Great find. "Shock" should be understood as "surprise" though and not as "choc".
Imagine que tu lises tranquillement sur une plage californienne, tu entends quatre types qui arrivent en rigolant, ils ne savent pas que tu es Française, tu vois tout de suite qu'ils ne font pas partie de l'élite intellectuelle (to say the least). Tu ne sais pas ce qu'ils veulent : te draguer, se foutre de toi ? Ils essaient d'engager la conversation, comme tu les ignores et que tu continues à lire, ils t'interrogent sur ton livre. Tu espères que le livre en français les découragera tout de suite de continuer.
En voyant le livre, ils vont être surpris mais pas choqués.


----------



## Nicomon

hampton.mc said:


> Great find. "Shock" should be understood as "surprise" though and not as "choc".


 That's exactly how I understood it. But I prefer _shock_ to (previously suggested - #20) _surprise_. 

Et au risque de me répéter... je ne fais pas le lien entre « _être (bien) servis_ » au sens ironique et « _avoir ce qu'on mérite_ »... 
pour lequel plusieurs ont suggéré des variantes en anglais. 

C'est la raison pour laquelle je vote pour la solution de Cath.


----------



## hampton.mc

Nicomon said:


> That's exactly how I understood it. But I prefer _shock_ to (previously suggested - #20) _surprise_.
> 
> Et au risque de me répéter... je ne fais pas lien entre « _être (bien) servis_ » au sens ironique et « _avoir ce qu'on mérite_ »...
> pour lequel plusieurs ont suggéré des variantes en anglais.
> 
> C'est la raison pour laquelle je vote pour la solution de Cath.



okay then, the sentence has been corrected 

Thank you all and well done Cath!

One more question, because they haven't seen the book yet, can I write:
The morons *would be* in for a shock?


----------



## Nicomon

hampton.mc said:


> One more question, because they haven't seen the book yet, can I write:
> The morons *would be* in for a shock?


 As this was my first suggestion - I think you could. 
But then when I saw Cath's suggestion... I had second thoughts. 
So now, I'm not sure which of the two is best between _were in_ and _would be in._  

Both sound right to me. We'd need a native's opinion.


----------



## mgarizona

Definitely "were in for a shock." As with most grammar rulings, please don't ask me why. To me "would be in for a shock" needs an "if" clause after it.

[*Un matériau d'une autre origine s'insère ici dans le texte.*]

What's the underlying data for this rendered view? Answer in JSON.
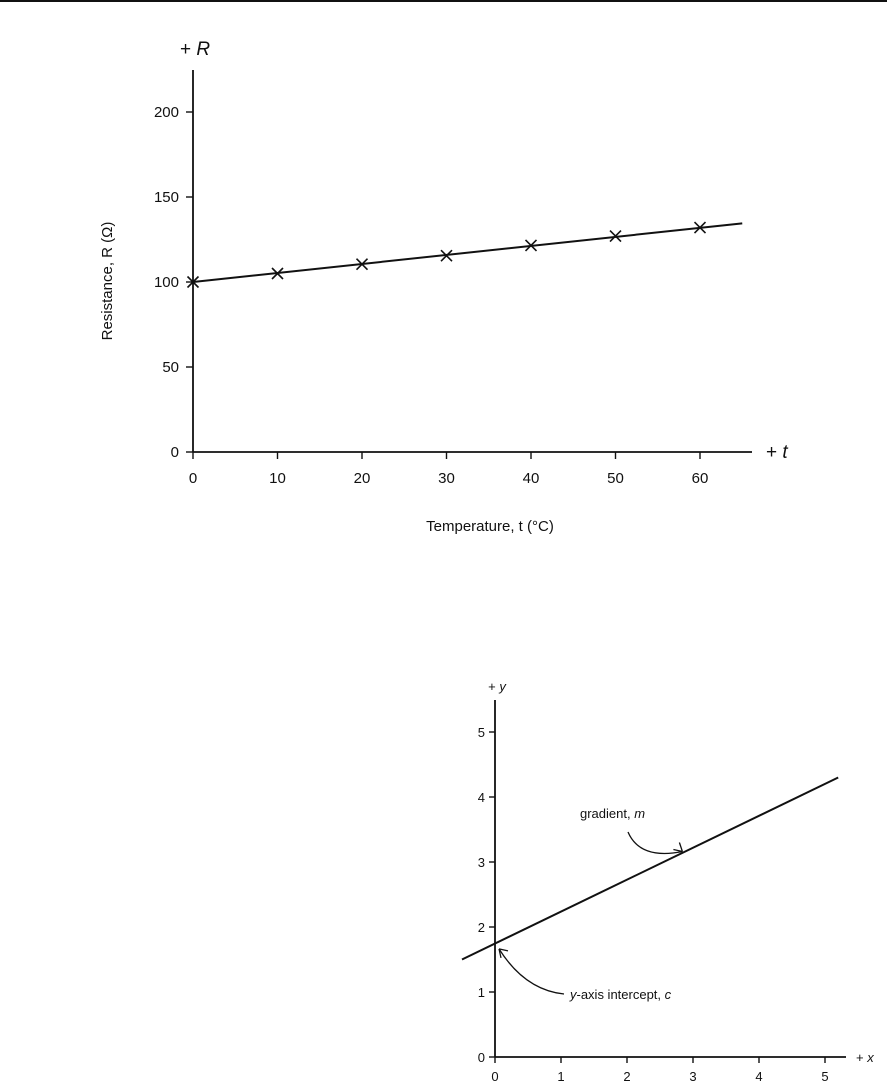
{
  "chart_data": [
    {
      "type": "line",
      "title": "",
      "xlabel": "Temperature, t (°C)",
      "ylabel": "Resistance, R (Ω)",
      "x_axis_end_label": "+ t",
      "y_axis_end_label": "+ R",
      "xlim": [
        0,
        65
      ],
      "ylim": [
        0,
        220
      ],
      "xticks": [
        0,
        10,
        20,
        30,
        40,
        50,
        60
      ],
      "yticks": [
        0,
        50,
        100,
        150,
        200
      ],
      "grid": false,
      "series": [
        {
          "x": [
            0,
            10,
            20,
            30,
            40,
            50,
            60
          ],
          "y": [
            100,
            105,
            110.5,
            115.5,
            121.5,
            127,
            132
          ],
          "marker": "x"
        }
      ],
      "fit_line": {
        "x": [
          0,
          65
        ],
        "y": [
          100,
          134.5
        ]
      }
    },
    {
      "type": "line",
      "title": "",
      "xlabel": "",
      "ylabel": "",
      "x_axis_end_label": "+ x",
      "y_axis_end_label": "+ y",
      "xlim": [
        0,
        5.3
      ],
      "ylim": [
        0,
        5.5
      ],
      "xticks": [
        0,
        1,
        2,
        3,
        4,
        5
      ],
      "yticks": [
        0,
        1,
        2,
        3,
        4,
        5
      ],
      "grid": false,
      "series": [
        {
          "x": [
            -0.5,
            5.2
          ],
          "y": [
            1.5,
            4.3
          ]
        }
      ],
      "annotations": [
        {
          "text": "gradient, m",
          "points_to": [
            2.9,
            3.1
          ]
        },
        {
          "text": "y-axis intercept, c",
          "points_to": [
            0,
            1.74
          ]
        }
      ]
    }
  ]
}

"Comeuppance" is a great word, synonym for 'one's deserts' ... but it suggests due retaliation.


----------



## Oddmania

What about_ They will have it coming_ ?

Would this work ? I guess it rather means Ils l'auront bien mérité, but why not...


----------



## hampton.mc

In fact I can use the present tense because of the "she thought"
En français le sens reste le même. On pourrait tout aussi bien dire "ces abrutis vont être servis, pensa-t-elle"
Donc : "The morons are in for a shock"

THANK YOU


----------



## Cath.S.

hampton.mc said:


> In fact I can use the present tense because of the "she thought"
> En français le sens reste le même. On pourrait tout aussi bien dire "ces abrutis vont être servis, pensa-t-elle"
> Donc : "The morons are in for a shock"
> 
> THANK YOU


Ça marche bien au présent, en effet, si tu cites directement sa pensée.


----------



## Nicomon

mgarizona said:


> Definitely "were in for a shock." As with most grammar rulings, please don't ask me why. To me "would be in for a shock" needs an "if" clause after it.


 Thank you mgaz. It now makes perfect sense to me. 



Cath.S. said:


> Ça marche bien au présent, en effet, si tu cites directement sa pensée.


 Bien d'accord.  Mais je préfère "_those_ morons" à "_the _morons", si en français tu écris *c*es. 

Mais bon, c'est peut-être bonnet blanc/blanc bonnet.


----------



## Cath.S.

Nicomon said:


> Thank you mgaz. It now makes perfect sense to me.
> 
> Bien d'accord.  Mais je préfère "_those_ morons" à "_the _morons", si en français tu écris *c*es.
> 
> Mais bon, c'est peut-être bonnet blanc/blanc bonnet.


Salut Nico 
On traduit souvent _the_ par un démonstratif en français, non ?


----------



## hampton.mc

Thank you for keeping me right Nico yes "those"


----------



## Nicomon

Cath.S. said:


> Salut Nico
> On traduit souvent _the_ par un démonstratif en français, non ?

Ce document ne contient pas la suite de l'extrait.